Uplift your tech and AI career with our specialization course on Machine Learning: The path to AI proficiency. Uncover the limitless potential of machine learning algorithms and redefine your expertise in working with various real-world applications.

Objectives

Our program trains you with the skills to expertise in the machine learning from scratch and introduce you an advanced approach for effective Data analysis Data visualization and retrieval, empowering the deep understanding of machine learning models with respect to real time applications using classification, regression, clustering and network models.
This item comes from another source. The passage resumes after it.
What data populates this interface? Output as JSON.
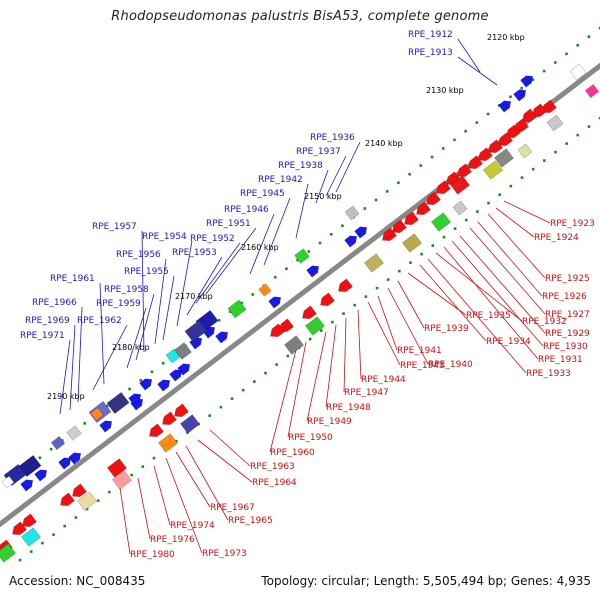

The advanced learning systems showcase intense impact of machine learning that suggest a jump into real world analysis with enormous numbers of datasets, embark on a journey that will skyrocket your proficiency and open doors to new opportunities in the tech and AI provinces.

Audience

Looking to take your career in AI and technology to new heights? Our Machine Learning Specialization program is designed to empower professionals’ specialists of all backgrounds, whether you're a seasoned AI researcher, machine learning engineer, data scientist, data analyst or an entry level AI tech developer, a tech professional involved in artificial intelligence or machine learning projects. With our program's comprehensive curriculum, you'll master the art of machine learning that is integrated with real world applications in effective algorithmic data manipulation. By enrolling in our program, you'll be able to fetch the infinite opportunities in the dynamic world of AI and technology.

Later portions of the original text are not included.